Also, the initial martian colonists most likely went through a number of health checks and acclimation tests.
People from high altitude environments would have done better in those tests, resulting in statistical anomaly of some importance. As a result, the martian colonists as a population were not average Earthers, but had somewhat higher percentage of people from high altitudes. Then there's the amount of initial colonists who simply couldn't or wouldn't adapt to the conditions, and again this percentage would be higher within the "lowlander" parts of the population.
And there have already been several generations of Mars-borne people, which means the initial higher percentage of "highlander" genes (and the first one to utter the pun will be cleft in twain with a claymore) have spread to the population. Add the time when Mars was socially and economically almost isolated from Earth and other parts of GTA. The population of Mars stayed static during that time, but that doesn't mean no one left it. Those who felt it was too harsh left, those who could and wanted to stay, did so.

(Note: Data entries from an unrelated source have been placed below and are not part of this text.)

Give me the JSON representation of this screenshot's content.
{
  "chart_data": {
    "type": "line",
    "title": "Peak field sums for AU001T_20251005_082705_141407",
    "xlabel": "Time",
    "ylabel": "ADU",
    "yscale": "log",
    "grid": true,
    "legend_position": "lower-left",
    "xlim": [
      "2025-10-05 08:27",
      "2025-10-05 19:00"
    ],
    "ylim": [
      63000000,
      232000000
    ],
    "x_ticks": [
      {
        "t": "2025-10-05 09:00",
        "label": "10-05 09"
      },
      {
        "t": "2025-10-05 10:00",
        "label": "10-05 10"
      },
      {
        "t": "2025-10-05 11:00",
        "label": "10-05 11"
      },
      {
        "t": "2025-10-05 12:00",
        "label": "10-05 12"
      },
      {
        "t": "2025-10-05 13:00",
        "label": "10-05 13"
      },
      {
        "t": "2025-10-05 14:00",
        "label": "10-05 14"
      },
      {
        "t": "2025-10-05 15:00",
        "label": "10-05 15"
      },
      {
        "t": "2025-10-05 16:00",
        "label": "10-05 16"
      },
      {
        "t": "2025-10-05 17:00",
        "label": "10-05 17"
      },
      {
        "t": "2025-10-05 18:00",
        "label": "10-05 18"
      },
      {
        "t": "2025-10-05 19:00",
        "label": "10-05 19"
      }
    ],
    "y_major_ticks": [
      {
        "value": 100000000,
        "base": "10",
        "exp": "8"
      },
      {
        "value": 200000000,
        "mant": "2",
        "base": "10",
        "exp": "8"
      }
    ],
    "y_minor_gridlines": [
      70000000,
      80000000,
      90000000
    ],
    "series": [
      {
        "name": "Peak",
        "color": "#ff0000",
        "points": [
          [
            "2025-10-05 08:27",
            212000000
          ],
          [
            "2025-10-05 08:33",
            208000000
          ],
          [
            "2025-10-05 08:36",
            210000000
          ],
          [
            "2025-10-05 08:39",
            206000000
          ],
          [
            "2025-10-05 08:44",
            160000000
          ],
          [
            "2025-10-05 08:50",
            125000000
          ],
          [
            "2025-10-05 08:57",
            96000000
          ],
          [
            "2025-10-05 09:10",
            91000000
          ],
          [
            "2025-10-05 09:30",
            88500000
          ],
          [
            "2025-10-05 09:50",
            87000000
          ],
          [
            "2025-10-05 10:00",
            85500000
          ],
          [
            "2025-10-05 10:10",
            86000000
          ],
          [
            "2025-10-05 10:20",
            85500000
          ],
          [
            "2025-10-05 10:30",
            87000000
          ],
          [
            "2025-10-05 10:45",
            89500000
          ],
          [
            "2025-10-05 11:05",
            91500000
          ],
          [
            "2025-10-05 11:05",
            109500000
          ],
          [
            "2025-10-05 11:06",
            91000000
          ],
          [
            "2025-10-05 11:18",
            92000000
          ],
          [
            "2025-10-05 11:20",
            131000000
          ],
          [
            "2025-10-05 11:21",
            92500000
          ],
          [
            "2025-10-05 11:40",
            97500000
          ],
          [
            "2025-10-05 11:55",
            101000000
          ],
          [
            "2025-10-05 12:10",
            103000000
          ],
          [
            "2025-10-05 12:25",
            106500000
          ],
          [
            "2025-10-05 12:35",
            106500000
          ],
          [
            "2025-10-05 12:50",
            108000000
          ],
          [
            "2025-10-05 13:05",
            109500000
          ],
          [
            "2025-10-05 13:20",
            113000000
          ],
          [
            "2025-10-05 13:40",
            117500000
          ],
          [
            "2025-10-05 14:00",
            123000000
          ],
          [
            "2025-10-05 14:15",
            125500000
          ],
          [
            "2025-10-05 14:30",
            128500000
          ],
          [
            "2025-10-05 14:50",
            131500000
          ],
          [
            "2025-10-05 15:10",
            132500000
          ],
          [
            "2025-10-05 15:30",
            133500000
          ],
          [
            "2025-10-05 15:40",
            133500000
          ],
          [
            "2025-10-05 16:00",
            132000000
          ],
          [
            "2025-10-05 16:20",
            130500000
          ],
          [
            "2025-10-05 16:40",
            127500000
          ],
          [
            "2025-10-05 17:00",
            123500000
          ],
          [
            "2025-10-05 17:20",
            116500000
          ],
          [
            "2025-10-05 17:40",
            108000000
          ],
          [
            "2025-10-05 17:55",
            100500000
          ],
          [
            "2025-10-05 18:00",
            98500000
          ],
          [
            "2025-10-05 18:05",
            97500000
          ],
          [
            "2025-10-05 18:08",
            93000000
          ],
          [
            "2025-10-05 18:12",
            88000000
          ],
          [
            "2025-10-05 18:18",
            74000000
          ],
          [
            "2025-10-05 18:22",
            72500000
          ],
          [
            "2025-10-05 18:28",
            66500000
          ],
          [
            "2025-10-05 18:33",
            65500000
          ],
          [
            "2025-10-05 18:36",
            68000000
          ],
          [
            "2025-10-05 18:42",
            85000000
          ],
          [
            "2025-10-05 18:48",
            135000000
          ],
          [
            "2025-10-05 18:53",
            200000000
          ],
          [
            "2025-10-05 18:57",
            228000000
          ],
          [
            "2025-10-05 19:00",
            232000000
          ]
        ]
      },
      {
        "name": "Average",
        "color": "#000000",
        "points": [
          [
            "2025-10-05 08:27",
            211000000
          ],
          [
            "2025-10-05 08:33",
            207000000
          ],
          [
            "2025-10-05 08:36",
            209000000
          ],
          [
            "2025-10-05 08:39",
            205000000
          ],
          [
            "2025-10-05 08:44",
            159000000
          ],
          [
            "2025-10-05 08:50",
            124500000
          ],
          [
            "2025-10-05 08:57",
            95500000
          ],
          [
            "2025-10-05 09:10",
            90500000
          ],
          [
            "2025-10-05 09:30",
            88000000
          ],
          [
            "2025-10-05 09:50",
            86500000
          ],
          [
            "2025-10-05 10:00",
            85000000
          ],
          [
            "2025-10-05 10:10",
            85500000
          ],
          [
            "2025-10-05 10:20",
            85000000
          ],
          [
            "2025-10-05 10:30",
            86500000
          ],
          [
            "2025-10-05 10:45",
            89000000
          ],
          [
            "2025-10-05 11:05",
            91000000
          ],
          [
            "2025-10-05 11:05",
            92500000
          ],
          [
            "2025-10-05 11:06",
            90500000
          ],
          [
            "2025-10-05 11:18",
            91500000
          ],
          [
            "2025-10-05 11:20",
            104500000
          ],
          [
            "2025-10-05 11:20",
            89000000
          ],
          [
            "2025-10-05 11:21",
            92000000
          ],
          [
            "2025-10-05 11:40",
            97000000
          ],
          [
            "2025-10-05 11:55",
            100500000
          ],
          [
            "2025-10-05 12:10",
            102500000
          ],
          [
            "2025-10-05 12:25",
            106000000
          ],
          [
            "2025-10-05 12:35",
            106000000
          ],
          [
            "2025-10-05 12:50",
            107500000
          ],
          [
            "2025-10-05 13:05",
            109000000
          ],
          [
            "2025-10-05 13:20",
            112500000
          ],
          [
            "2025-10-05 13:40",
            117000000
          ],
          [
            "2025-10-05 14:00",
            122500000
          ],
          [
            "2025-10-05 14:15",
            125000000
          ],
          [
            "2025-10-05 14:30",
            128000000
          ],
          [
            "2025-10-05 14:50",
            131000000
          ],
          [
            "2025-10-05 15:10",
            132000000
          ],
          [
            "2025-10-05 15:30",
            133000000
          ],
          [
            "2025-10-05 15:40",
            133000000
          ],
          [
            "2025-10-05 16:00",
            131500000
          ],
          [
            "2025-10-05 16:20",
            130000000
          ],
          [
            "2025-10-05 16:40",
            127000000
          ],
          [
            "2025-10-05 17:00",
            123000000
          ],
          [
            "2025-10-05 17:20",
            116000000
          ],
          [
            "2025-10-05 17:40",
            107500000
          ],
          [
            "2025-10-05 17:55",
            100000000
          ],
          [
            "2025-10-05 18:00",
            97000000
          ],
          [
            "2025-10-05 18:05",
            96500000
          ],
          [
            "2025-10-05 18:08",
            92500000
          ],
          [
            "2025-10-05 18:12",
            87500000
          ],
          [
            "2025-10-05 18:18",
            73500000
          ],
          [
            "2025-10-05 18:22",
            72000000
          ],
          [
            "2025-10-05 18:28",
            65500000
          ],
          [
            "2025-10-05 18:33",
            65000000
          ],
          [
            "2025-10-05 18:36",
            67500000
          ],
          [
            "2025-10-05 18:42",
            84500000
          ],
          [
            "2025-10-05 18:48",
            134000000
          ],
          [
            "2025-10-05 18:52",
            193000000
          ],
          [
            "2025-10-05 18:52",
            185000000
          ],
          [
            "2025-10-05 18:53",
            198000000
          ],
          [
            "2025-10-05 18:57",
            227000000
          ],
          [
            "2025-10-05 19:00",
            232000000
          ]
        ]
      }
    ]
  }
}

Note that this doesn't mean everyone on Mars was a space sherpa, but a statistically significant part of population had some of the traits associated to high altitude populations. One of the sources I used here.
After the collapse of Delta Serpentis node, the new colonists are more representative of the entire human population of Earth. However, simply due to practical reasons the portion of colonists who have genetic heritage from Andes or Tibetan areas is slightly over-represented.
Please don't mistake this as eugenics of any sort or even selective breeding, it's simply what I would expect to happen quite naturally. Also, it's still not all of Martian colonists that have these traits, more like 10-20% at the most - and that's of the population before the Great War and subsequent influx of new immigrants. There are no reliable statistics of the genetic diversity of Martian demographics available at the moment.